SOLOPOS.COM - Sugiyamto (JIBI/SOLOPOS/Dok)

Sugiyamto (JIBI/SOLOPOS/Dok)

SRAGEN–Ketua DPRD Sragen, Sugiyamto, menyatakan pertemuan yang membahas tentang penyelamatan BPR Djoko Tingkir atau pencairan kas daerah (kasda) beberapa waktu lalu bukan merupakan rapat resmi, lantaran tidak ada undangan resmi.

Promosi Pegadaian Resmikan Masjid Al Hikmah Pekanbaru Wujud Kepedulian Tempat Ibadah

Pertemuan tersebut dihadiri pimpinan Dewan dengan Bupati Agus Fatchur Rahman, Wakil Bupati (Wabup) Daryanto dan Kabag Hukum Suharto dan Kepala BPUMD Sragen, Budiyono, serta Plt Sekda. “Bagi saya, pertemuan itu bukan rapat, karena tanpa undangan.
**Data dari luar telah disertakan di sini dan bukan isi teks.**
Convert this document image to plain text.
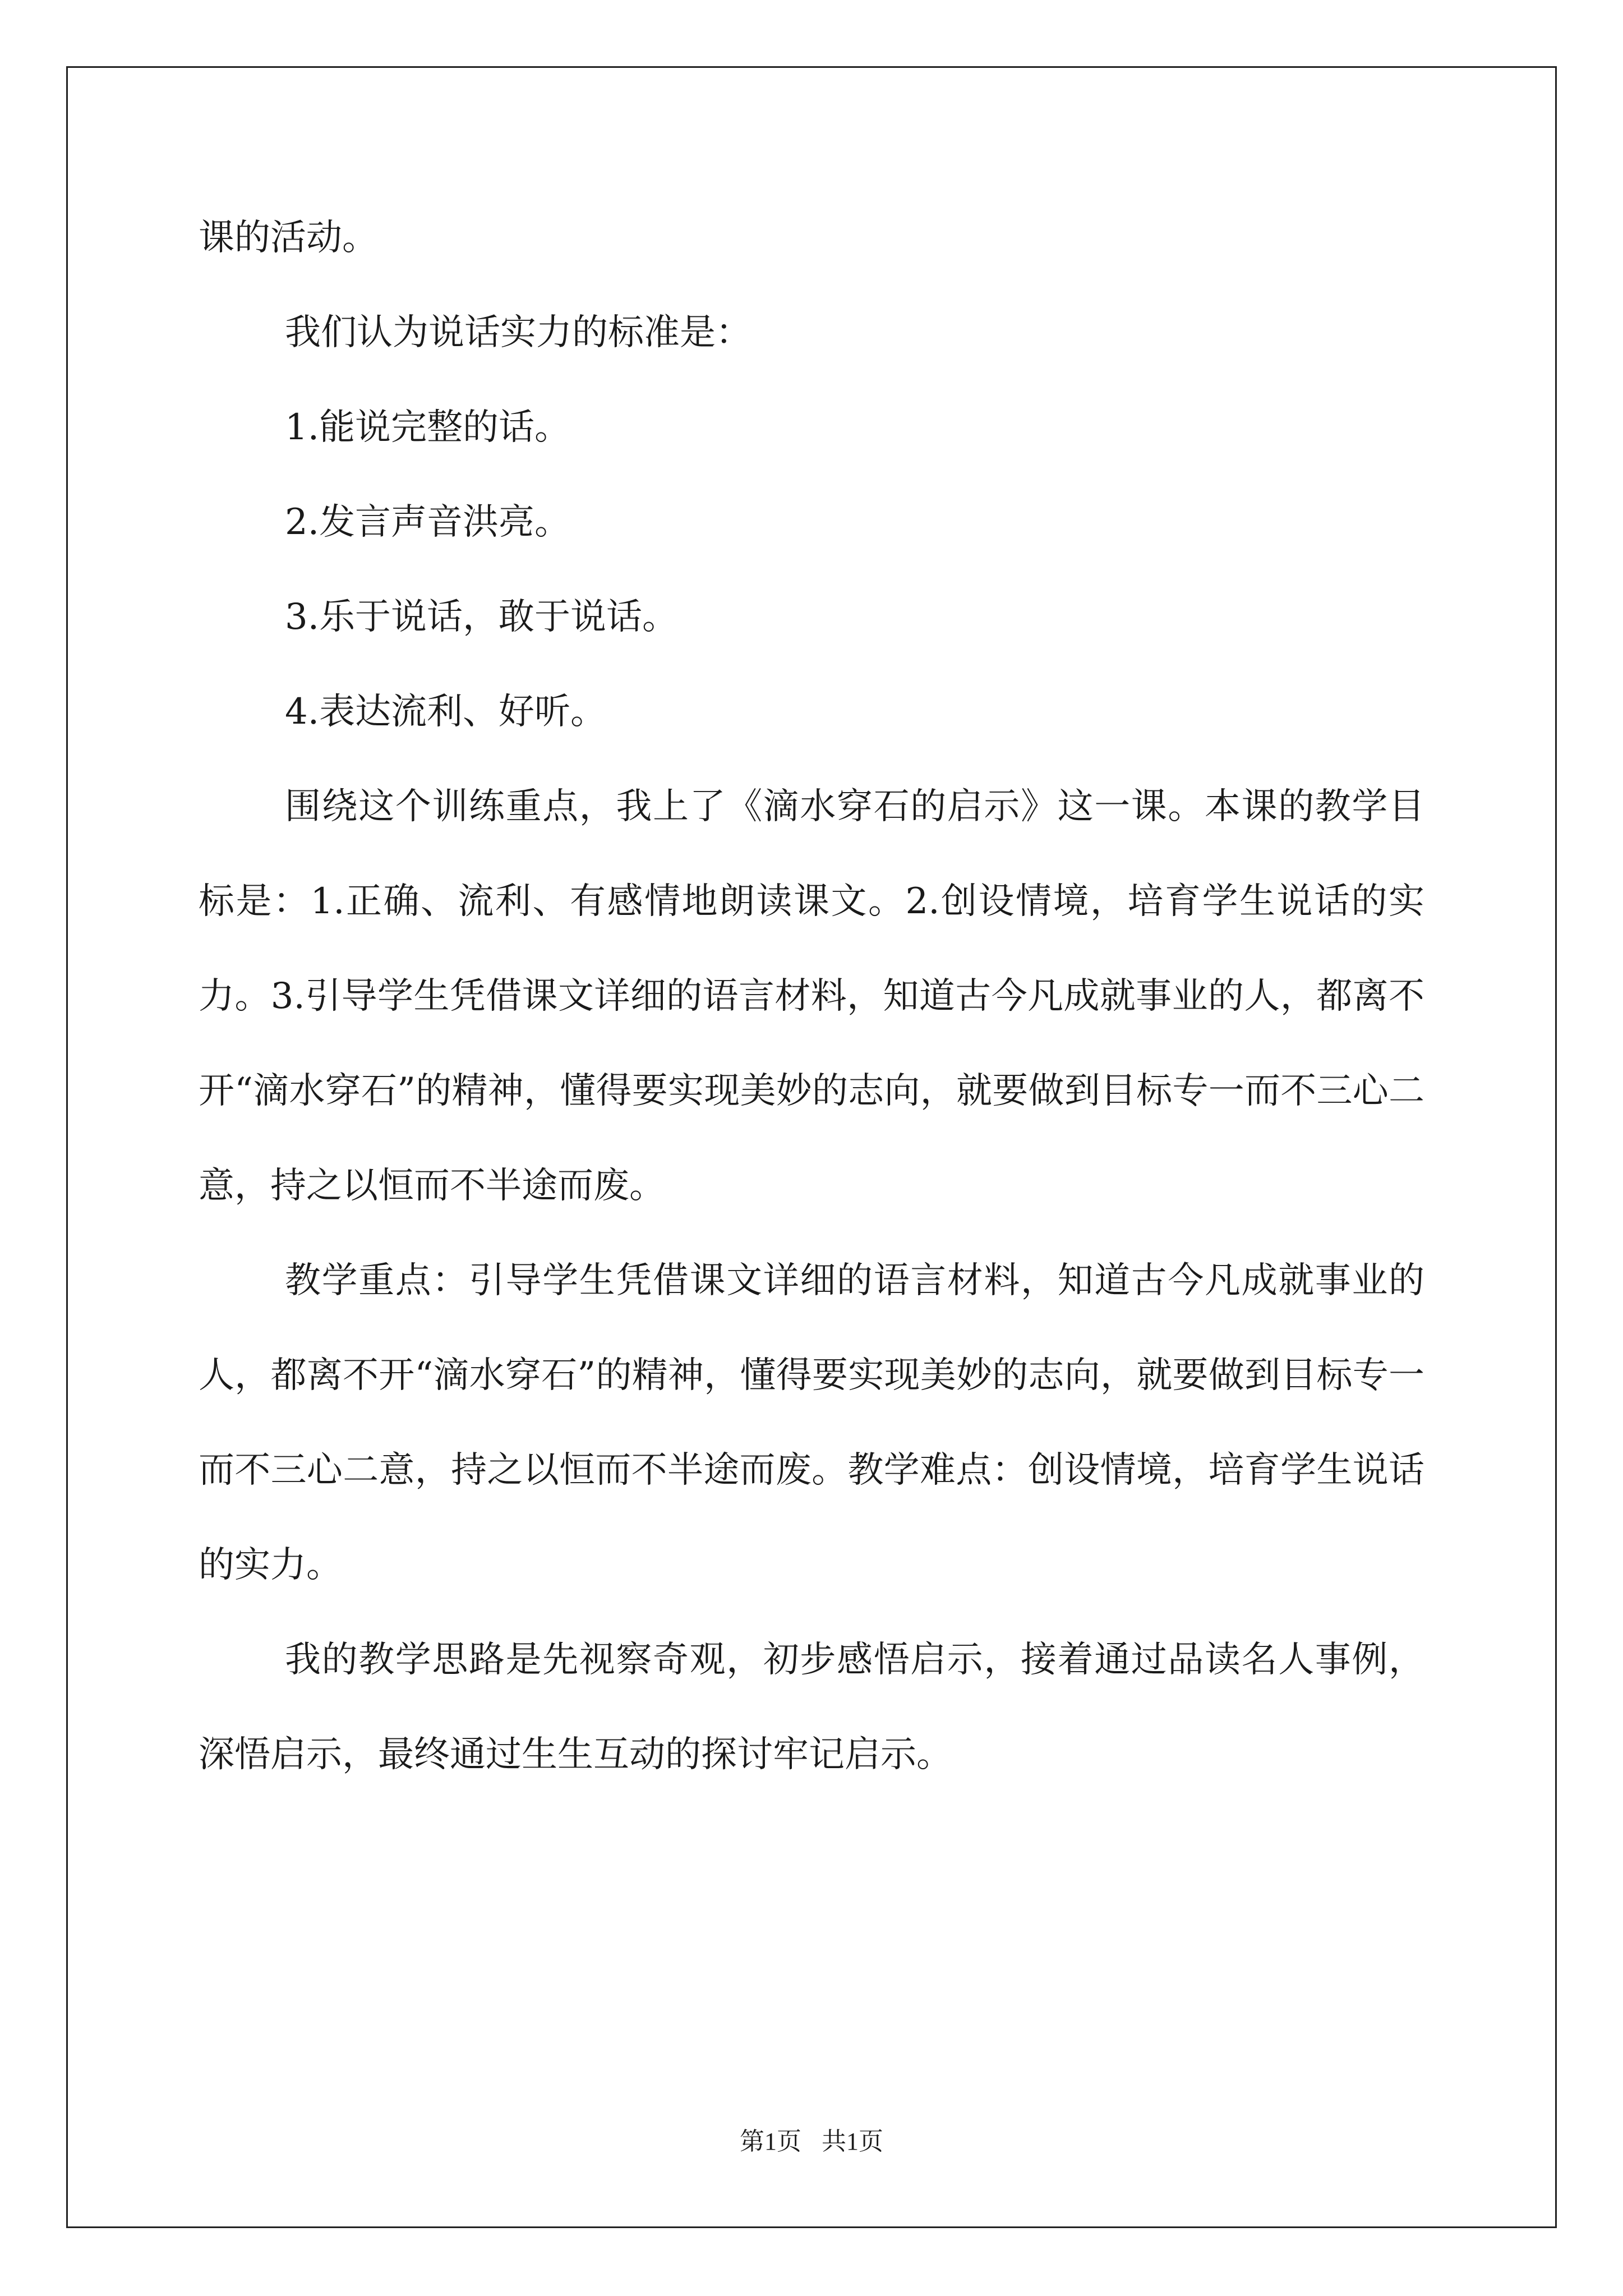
课的活动。

我们认为说话实力的标准是：

1.能说完整的话。

2.发言声音洪亮。

3.乐于说话，敢于说话。

4.表达流利、好听。

围绕这个训练重点，我上了《滴水穿石的启示》这一课。本课的教学目标是：1.正确、流利、有感情地朗读课文。2.创设情境，培育学生说话的实力。3.引导学生凭借课文详细的语言材料，知道古今凡成就事业的人，都离不开“滴水穿石”的精神，懂得要实现美妙的志向，就要做到目标专一而不三心二意，持之以恒而不半途而废。

教学重点：引导学生凭借课文详细的语言材料，知道古今凡成就事业的人，都离不开“滴水穿石”的精神，懂得要实现美妙的志向，就要做到目标专一而不三心二意，持之以恒而不半途而废。教学难点：创设情境，培育学生说话的实力。

我的教学思路是先视察奇观，初步感悟启示，接着通过品读名人事例，深悟启示，最终通过生生互动的探讨牢记启示。

第1页 共1页
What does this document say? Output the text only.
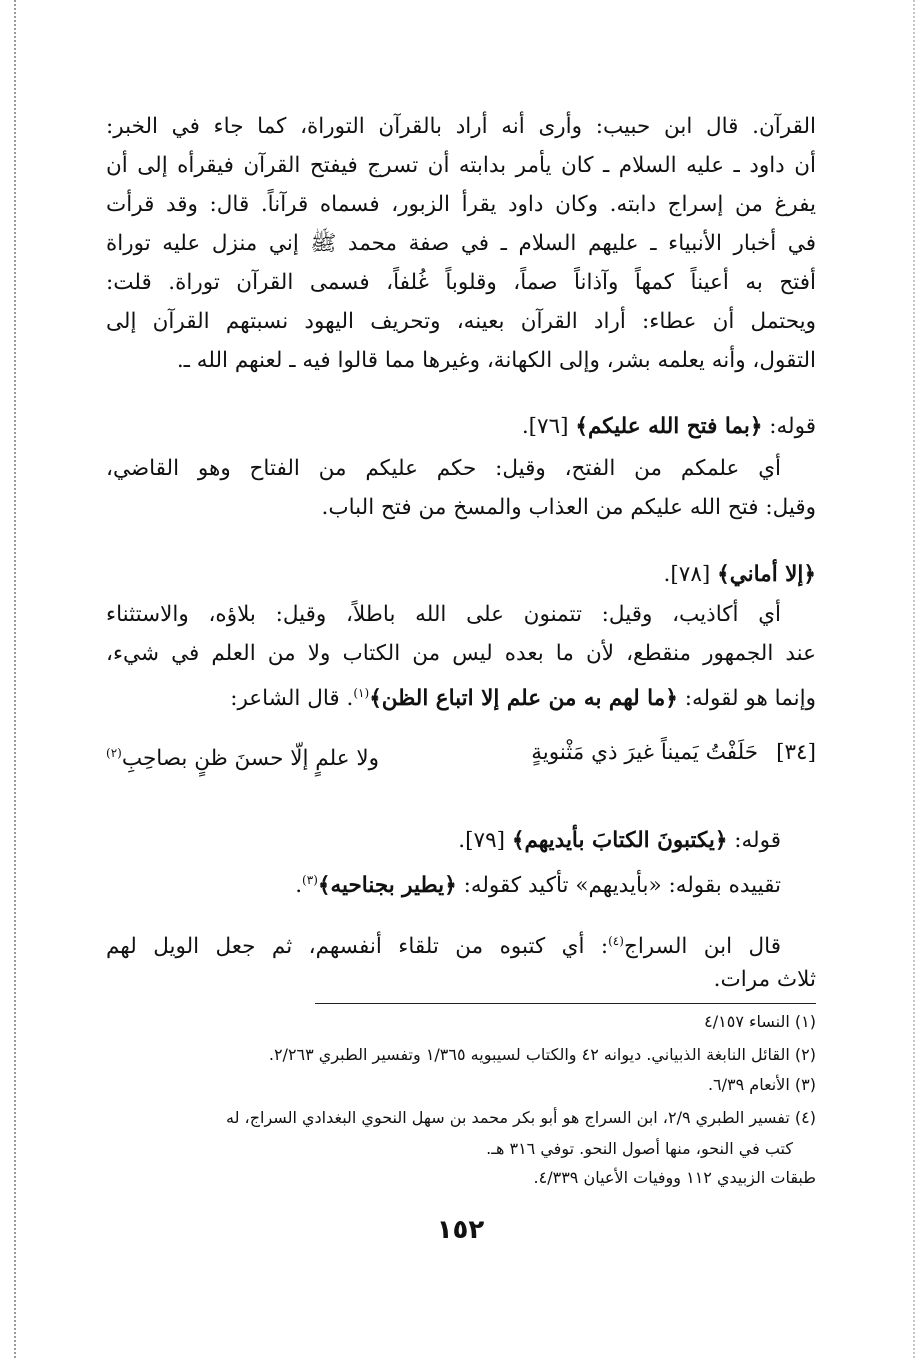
القرآن. قال ابن حبيب: وأرى أنه أراد بالقرآن التوراة، كما جاء في الخبر:
أن داود ـ عليه السلام ـ كان يأمر بدابته أن تسرج فيفتح القرآن فيقرأه إلى أن
يفرغ من إسراج دابته. وكان داود يقرأ الزبور، فسماه قرآناً. قال: وقد قرأت
في أخبار الأنبياء ـ عليهم السلام ـ في صفة محمد ﷺ إني منزل عليه توراة
أفتح به أعيناً كمهاً وآذاناً صماً، وقلوباً غُلفاً، فسمى القرآن توراة. قلت:
ويحتمل أن عطاء: أراد القرآن بعينه، وتحريف اليهود نسبتهم القرآن إلى
التقول، وأنه يعلمه بشر، وإلى الكهانة، وغيرها مما قالوا فيه ـ لعنهم الله ـ.
قوله: ﴿بما فتح الله عليكم﴾ [٧٦].
أي علمكم من الفتح، وقيل: حكم عليكم من الفتاح وهو القاضي،
وقيل: فتح الله عليكم من العذاب والمسخ من فتح الباب.
﴿إلا أماني﴾ [٧٨].
أي أكاذيب، وقيل: تتمنون على الله باطلاً، وقيل: بلاؤه، والاستثناء
عند الجمهور منقطع، لأن ما بعده ليس من الكتاب ولا من العلم في شيء،
وإنما هو لقوله: ﴿ما لهم به من علم إلا اتباع الظن﴾$^{(١)}$. قال الشاعر:
[٣٤]
حَلَفْتُ يَميناً غيرَ ذي مَثْنويةٍ
ولا علمٍ إلّا حسنَ ظنٍ بصاحِبِ$^{(٢)}$
قوله: ﴿يكتبونَ الكتابَ بأيديهم﴾ [٧٩].
تقييده بقوله: «بأيديهم» تأكيد كقوله: ﴿يطير بجناحيه﴾$^{(٣)}$.
قال ابن السراج$^{(٤)}$: أي كتبوه من تلقاء أنفسهم، ثم جعل الويل لهم
ثلاث مرات.
(١) النساء ٤/١٥٧
(٢) القائل النابغة الذبياني. ديوانه ٤٢ والكتاب لسيبويه ١/٣٦٥ وتفسير الطبري ٢/٢٦٣.
(٣) الأنعام ٦/٣٩.
(٤) تفسير الطبري ٢/٩، ابن السراج هو أبو بكر محمد بن سهل النحوي البغدادي السراج، له
كتب في النحو، منها أصول النحو. توفي ٣١٦ هـ.
طبقات الزبيدي ١١٢ ووفيات الأعيان ٤/٣٣٩.
١٥٢
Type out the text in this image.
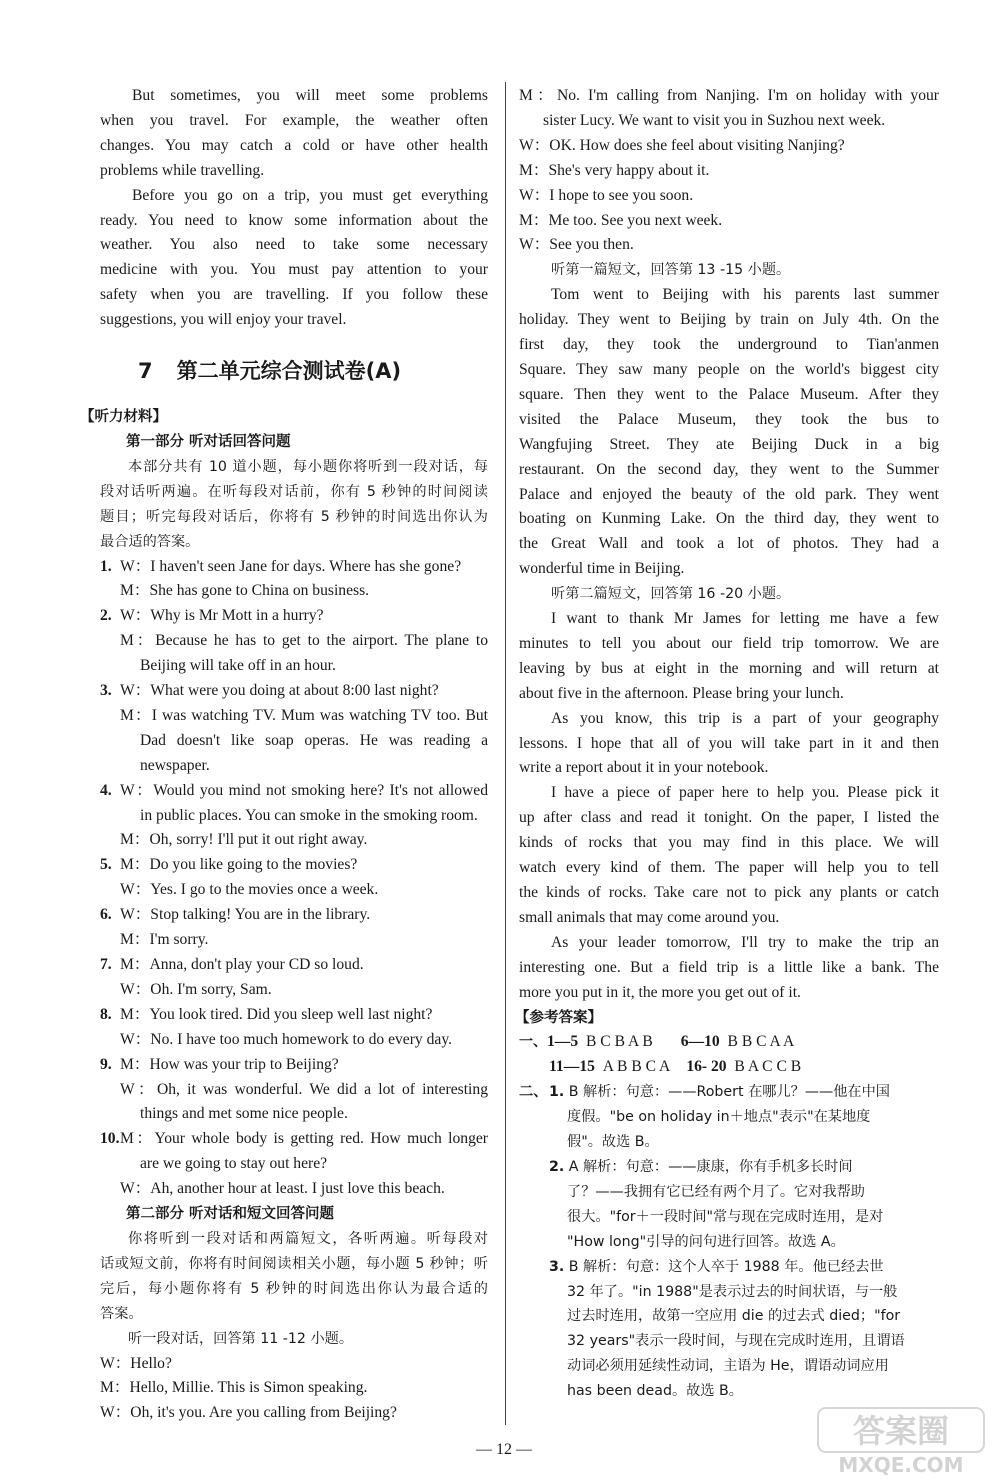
But sometimes, you will meet some problems
when you travel. For example, the weather often
changes. You may catch a cold or have other health
problems while travelling.
Before you go on a trip, you must get everything
ready. You need to know some information about the
weather. You also need to take some necessary
medicine with you. You must pay attention to your
safety when you are travelling. If you follow these
suggestions, you will enjoy your travel.
7 第二单元综合测试卷(A)
【听力材料】
第一部分 听对话回答问题
本部分共有 10 道小题，每小题你将听到一段对话，每
段对话听两遍。在听每段对话前，你有 5 秒钟的时间阅读
题目；听完每段对话后，你将有 5 秒钟的时间选出你认为
最合适的答案。
1. W：I haven't seen Jane for days. Where has she gone?
M：She has gone to China on business.
2. W：Why is Mr Mott in a hurry?
M：Because he has to get to the airport. The plane to
Beijing will take off in an hour.
3. W：What were you doing at about 8:00 last night?
M：I was watching TV. Mum was watching TV too. But
Dad doesn't like soap operas. He was reading a
newspaper.
4. W：Would you mind not smoking here? It's not allowed
in public places. You can smoke in the smoking room.
M：Oh, sorry! I'll put it out right away.
5. M：Do you like going to the movies?
W：Yes. I go to the movies once a week.
6. W：Stop talking! You are in the library.
M：I'm sorry.
7. M：Anna, don't play your CD so loud.
W：Oh. I'm sorry, Sam.
8. M：You look tired. Did you sleep well last night?
W：No. I have too much homework to do every day.
9. M：How was your trip to Beijing?
W：Oh, it was wonderful. We did a lot of interesting
things and met some nice people.
10.M：Your whole body is getting red. How much longer
are we going to stay out here?
W：Ah, another hour at least. I just love this beach.
第二部分 听对话和短文回答问题
你将听到一段对话和两篇短文，各听两遍。听每段对
话或短文前，你将有时间阅读相关小题，每小题 5 秒钟；听
完后，每小题你将有 5 秒钟的时间选出你认为最合适的
答案。
听一段对话，回答第 11 -12 小题。
W：Hello?
M：Hello, Millie. This is Simon speaking.
W：Oh, it's you. Are you calling from Beijing?
M：No. I'm calling from Nanjing. I'm on holiday with your
sister Lucy. We want to visit you in Suzhou next week.
W：OK. How does she feel about visiting Nanjing?
M：She's very happy about it.
W：I hope to see you soon.
M：Me too. See you next week.
W：See you then.
听第一篇短文，回答第 13 -15 小题。
Tom went to Beijing with his parents last summer
holiday. They went to Beijing by train on July 4th. On the
first day, they took the underground to Tian'anmen
Square. They saw many people on the world's biggest city
square. Then they went to the Palace Museum. After they
visited the Palace Museum, they took the bus to
Wangfujing Street. They ate Beijing Duck in a big
restaurant. On the second day, they went to the Summer
Palace and enjoyed the beauty of the old park. They went
boating on Kunming Lake. On the third day, they went to
the Great Wall and took a lot of photos. They had a
wonderful time in Beijing.
听第二篇短文，回答第 16 -20 小题。
I want to thank Mr James for letting me have a few
minutes to tell you about our field trip tomorrow. We are
leaving by bus at eight in the morning and will return at
about five in the afternoon. Please bring your lunch.
As you know, this trip is a part of your geography
lessons. I hope that all of you will take part in it and then
write a report about it in your notebook.
I have a piece of paper here to help you. Please pick it
up after class and read it tonight. On the paper, I listed the
kinds of rocks that you may find in this place. We will
watch every kind of them. The paper will help you to tell
the kinds of rocks. Take care not to pick any plants or catch
small animals that may come around you.
As your leader tomorrow, I'll try to make the trip an
interesting one. But a field trip is a little like a bank. The
more you put in it, the more you get out of it.
【参考答案】
一、1—5 B C B A B 6—10 B B C A A
11—15 A B B C A 16- 20 B A C C B
二、 1. B 解析：句意：——Robert 在哪儿？——他在中国
度假。"be on holiday in＋地点"表示"在某地度
假"。故选 B。
2. A 解析：句意：——康康，你有手机多长时间
了？——我拥有它已经有两个月了。它对我帮助
很大。"for＋一段时间"常与现在完成时连用，是对
"How long"引导的问句进行回答。故选 A。
3. B 解析：句意：这个人卒于 1988 年。他已经去世
32 年了。"in 1988"是表示过去的时间状语，与一般
过去时连用，故第一空应用 die 的过去式 died；"for
32 years"表示一段时间，与现在完成时连用，且谓语
动词必须用延续性动词，主语为 He，谓语动词应用
has been dead。故选 B。
— 12 —	答案圈
MXQE.COM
Saya hanya dihubungi pejabat yang menerangkan Bupati mau ketemu empat orang pimpinan Dewan. Saya lalu bilang, ini baru ada tiga orang Pimwan. Tapi pejabat itu tetap meminta empat orang. Agendanya pun tak diberitahu,” kisah Sugiyamto saat dihubungi Solopos.com Kamis (2/2/2012).

Dalam pertemuan itu, ungkap dia, hanya ngobrol saja tentang persoalan di Bank Perkreditan Rakyat (BPR) Djoko Tingkir. Dalam pertemuan itu, lanjut dia, meminta direktur BPR Djoko Tingkir dihadirkan. Direktur BPR Djoko Tingkir Surono dan Direktur Utamanya, Pono hadir dalam pertemuan itu. Tapi juga belum puas lalu terakhir menghadirkan Kepala Dinas Pendapatan Pengelolaan Keuangan dan Aset Daerah (DPPKAD), Srie Wahyuni.

“Muncul masalah bila kasus kredit macet atas pinjaman pejabat dengan agunan kasda dibiarkan maka BPR Djoko Tingkir akan kolaps. Tapi bila agunan itu dicairkan maka Pemkab akan kehilangan Rp11,7 miliar.

Kuncinya pada Srie Wahyuni untuk tanda tangan atau tidak. Akhirnya Srie Wahyuni dipanggil dan diminta tanda tangan bila nanti sewaktu-waktu dibutuhkan pencairan,” tegasnya.

Menurut dia, Srie Wahyuni semula tidak mau tanda tangan itu. Mendengar penolakan Srie Wahyuni, terang dia, Bupati marah. Kemudian Srie Wahyuni mau memberi tanda tangan. “Tapi dalam surat yang ditandatangani Srie Wahyuni itu, hari dan tanggalnya dikosongi. Saat itu Pak Agus pesan ojo dicairne disik. Tapi tahu-tahu sudah dicairkan. Saya juga tidak tahu pencairannya,” paparnya.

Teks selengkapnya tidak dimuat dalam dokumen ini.